Presumed pluripotency markers UTF-1 and REX-1 are expressed in human adult testes and germ cell neoplasms

Abstract

UTF-1 and REX-1/ZFP42 are transcription factors involved in pluripotency. Because of phenotypic similarities between pluripotent embryonic stem cells and testicular germ cell tumours (TGCT) and the derivation of pluripotent cells from testes, we investigated the expression of UTF-1 and REX-1 during human gonadal development and in TGCT. Expression of UTF-1 and REX-1 was studied in 52 specimens from human gonadal development and in 86 samples from TGCT. UTF-1 and REX-1 were expressed throughout male gonadal development. In the mature testis, UTF-1 was expressed in spermatogonia, whereas REX-1 was expressed in meiotic cells and, together with OCT-3/4, in primary oocytes. Both UTF-1 and REX-1 were expressed in testicular carcinoma in situ and in TGCT. Contrarily to REX-1, UTF-1 was expressed in all spermatocytic seminomas.
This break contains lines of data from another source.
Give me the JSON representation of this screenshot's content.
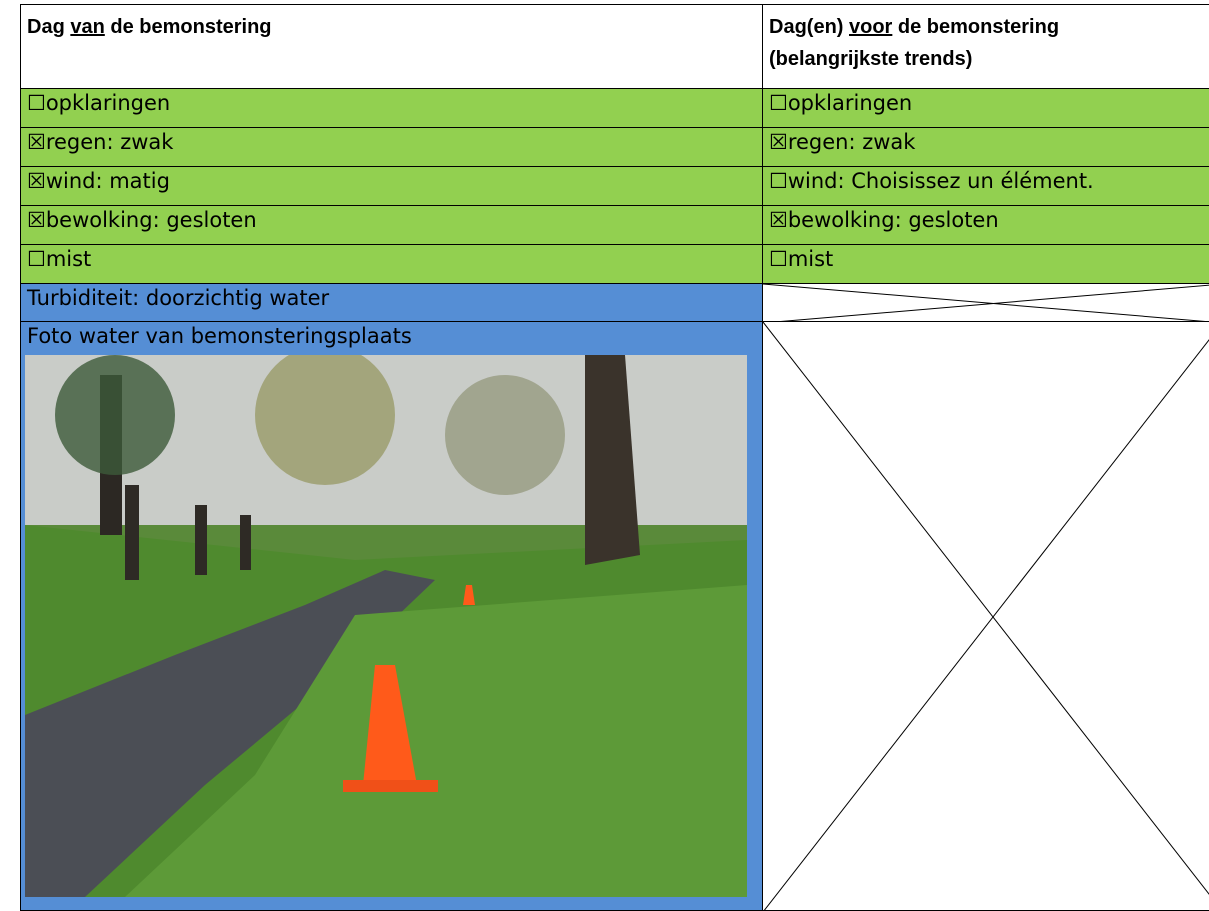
{
  "table": {
    "header": {
      "left": [
        "Dag ",
        "van",
        " de bemonstering"
      ],
      "right": [
        "Dag(en) ",
        "voor",
        " de bemonstering",
        "(belangrijkste trends)"
      ]
    },
    "rows": [
      {
        "left": [
          "☐",
          "opklaringen"
        ],
        "right": [
          "☐",
          "opklaringen"
        ]
      },
      {
        "left": [
          "☒",
          "regen: zwak"
        ],
        "right": [
          "☒",
          "regen: zwak"
        ]
      },
      {
        "left": [
          "☒",
          "wind: matig"
        ],
        "right": [
          "☐",
          "wind: Choisissez un élément."
        ]
      },
      {
        "left": [
          "☒",
          "bewolking: gesloten"
        ],
        "right": [
          "☒",
          "bewolking: gesloten"
        ]
      },
      {
        "left": [
          "☐",
          "mist"
        ],
        "right": [
          "☐",
          "mist"
        ]
      }
    ],
    "turbidity": "Turbiditeit: doorzichtig water",
    "photo_label": "Foto water van bemonsteringsplaats"
  }
}
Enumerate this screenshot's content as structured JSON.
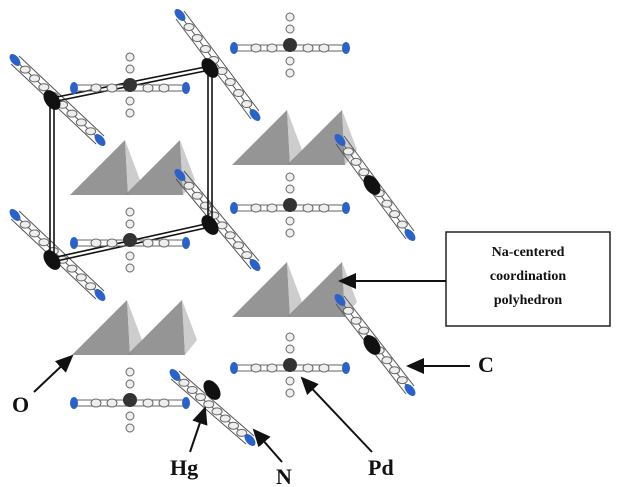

Unlike other pluripotency markers NANOG and OCT-3/4, UTF-1 and REX-1 are expressed throughout human testes development. The expression pattern indicated that UTF-1 plays a possible role in spermatogonial self-renewal, whereas expression of REX-1 in meiotic cells from both testes and ovary indicate a role in meiosis. UFT-1 and REX-1 are expressed in TGCT and the high abundance of UTF-1 in spermatocytic seminomas is consistent with the hypothesis that this tumour type originates from spermatogonia.